Pierre-Gabriel Bieri
La Nation n° 2044 13 mai 2016

La Nation a déjà écrit ce qu’il faut penser de la surréaliste initiative réclamant un revenu de base inconditionnel (RBI) pour toute la population1. Et si on parlait un peu de ceux qui font la promotion de cette géniale idée?

Les militants pro-RBI sont des gens surprenants. On ne sait pas combien ils sont, mais ils réussissent à être partout, en particulier sur internet où ils mènent une activité frénétique. Ils y multiplient les pages dédiées à leur credo, mais se servent aussi habilement des outils de veille afin de repérer chaque site, chaque réseau social, chaque forum où d’autres parlent de leur idée – ou pourraient en parler. Dès qu’une telle cible est découverte, ils se précipitent en masse, tel un nuage de sauterelles, et noient la page sous le nombre de leurs interventions. Sur Facebook, le phénomène est frappant: ils s’incrustent dans la discussion en cours pour y créer leur propre dialogue, s’interpelant, plaisantant, simulant une conversation normale, mais selon un scénario qui, à force, apparaît bien organisé et assez répétitif.

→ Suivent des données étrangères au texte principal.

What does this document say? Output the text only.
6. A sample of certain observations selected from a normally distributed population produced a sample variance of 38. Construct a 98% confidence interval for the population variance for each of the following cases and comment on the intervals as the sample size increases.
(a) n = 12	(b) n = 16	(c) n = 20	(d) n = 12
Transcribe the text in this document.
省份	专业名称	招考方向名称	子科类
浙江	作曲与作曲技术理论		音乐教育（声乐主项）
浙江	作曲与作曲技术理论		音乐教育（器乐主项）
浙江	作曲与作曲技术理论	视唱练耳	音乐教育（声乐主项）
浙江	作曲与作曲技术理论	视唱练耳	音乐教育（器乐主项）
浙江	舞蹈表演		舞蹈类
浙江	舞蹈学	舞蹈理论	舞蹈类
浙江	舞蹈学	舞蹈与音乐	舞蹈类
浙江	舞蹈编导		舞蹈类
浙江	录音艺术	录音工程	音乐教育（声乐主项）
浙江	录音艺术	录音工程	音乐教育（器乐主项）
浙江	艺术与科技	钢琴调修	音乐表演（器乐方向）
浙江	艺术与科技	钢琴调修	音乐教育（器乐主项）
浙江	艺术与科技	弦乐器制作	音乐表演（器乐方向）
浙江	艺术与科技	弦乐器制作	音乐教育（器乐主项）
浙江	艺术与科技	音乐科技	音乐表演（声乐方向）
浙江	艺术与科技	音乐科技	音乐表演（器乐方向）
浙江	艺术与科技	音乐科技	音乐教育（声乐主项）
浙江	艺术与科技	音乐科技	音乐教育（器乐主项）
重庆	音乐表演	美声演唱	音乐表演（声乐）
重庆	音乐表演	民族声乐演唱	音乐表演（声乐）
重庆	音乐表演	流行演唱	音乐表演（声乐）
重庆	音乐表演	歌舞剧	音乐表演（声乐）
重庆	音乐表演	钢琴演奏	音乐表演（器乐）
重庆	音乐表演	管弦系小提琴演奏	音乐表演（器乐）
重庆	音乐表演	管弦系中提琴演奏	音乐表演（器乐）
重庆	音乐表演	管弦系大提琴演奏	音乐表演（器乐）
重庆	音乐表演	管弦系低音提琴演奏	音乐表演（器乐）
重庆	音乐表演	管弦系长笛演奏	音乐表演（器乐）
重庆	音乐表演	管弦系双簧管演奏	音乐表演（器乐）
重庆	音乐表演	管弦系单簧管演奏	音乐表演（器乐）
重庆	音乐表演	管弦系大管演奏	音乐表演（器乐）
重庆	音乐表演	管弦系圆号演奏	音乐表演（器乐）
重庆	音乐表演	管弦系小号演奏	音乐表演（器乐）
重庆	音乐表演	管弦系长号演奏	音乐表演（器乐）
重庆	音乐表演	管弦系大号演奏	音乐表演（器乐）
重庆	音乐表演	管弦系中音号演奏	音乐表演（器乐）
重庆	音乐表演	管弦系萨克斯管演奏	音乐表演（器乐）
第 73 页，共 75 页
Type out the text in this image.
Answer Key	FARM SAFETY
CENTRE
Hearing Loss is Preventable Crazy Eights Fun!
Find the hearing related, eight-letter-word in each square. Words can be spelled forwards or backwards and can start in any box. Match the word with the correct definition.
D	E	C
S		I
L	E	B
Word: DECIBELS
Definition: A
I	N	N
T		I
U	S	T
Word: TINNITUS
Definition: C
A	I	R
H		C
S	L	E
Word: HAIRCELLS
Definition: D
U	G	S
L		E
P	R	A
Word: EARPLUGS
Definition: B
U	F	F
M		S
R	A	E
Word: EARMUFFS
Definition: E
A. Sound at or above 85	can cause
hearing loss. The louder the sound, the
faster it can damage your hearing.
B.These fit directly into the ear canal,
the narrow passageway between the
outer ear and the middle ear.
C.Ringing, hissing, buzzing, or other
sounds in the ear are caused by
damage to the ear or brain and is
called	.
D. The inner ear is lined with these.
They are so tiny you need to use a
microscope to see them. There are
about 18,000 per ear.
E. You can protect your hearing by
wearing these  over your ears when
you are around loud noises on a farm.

A dix, ils réussissent à faire croire qu’ils sont cent. Il est possible que certains d’entre eux se manifestent sous plusieurs identités. Chacun semble jouer un rôle. L’un prend un air faussement naïf et déclare: «Je me demande quels peuvent être les arguments des opposants…» Un autre enchaîne sur un ton surpris et irrité: «J’y crois pas! Les opposants n’ont pas lu nos explications!» Et hop, il ajoute un lien vers le site du «oui». Vient ensuite un défenseur des prolétaires accablés par un monde du travail cruel et sans pitié: la Suisse est dépeinte comme un mélange de Pyongyang et de Boulogne- Billancourt, où des cohortes d’esclaves affamés triment à des cadences infernales, ployant sous les bottes de patrons gras et méprisants (avec cigare et haut-de-forme, sans doute). Après un intermède joué par quelques esprits simples – dont les interventions ne dépassent pas l’onomatopée ou le borborygme, au mieux la demi-phrase dépourvue de sens –, on voit arriver les vieux sages (ou les jeunes visionnaires, c’est selon) qui expliquent avec une tranquille assurance qu’un RBI coûtant 200 milliards de francs est parfaitement finançable et que cela a été démontré par d’illustres économistes; ils jugent sévèrement les opposants, incapables d’imaginer le monde de demain où le travail rémunéré n’existera plus (pas besoin d’argumenter, c’est évident). Enfin, pour les sceptiques, on sort le traditionnel repenti-raisonnable : «Moi non plus je n’y croyais pas, mais j’y ai longuement réfléchi et finalement je me suis dit que ça pouvait marcher!» Ce modèle de témoignage gentillet est obligatoirement «placé» au moins une fois dans chaque conversation.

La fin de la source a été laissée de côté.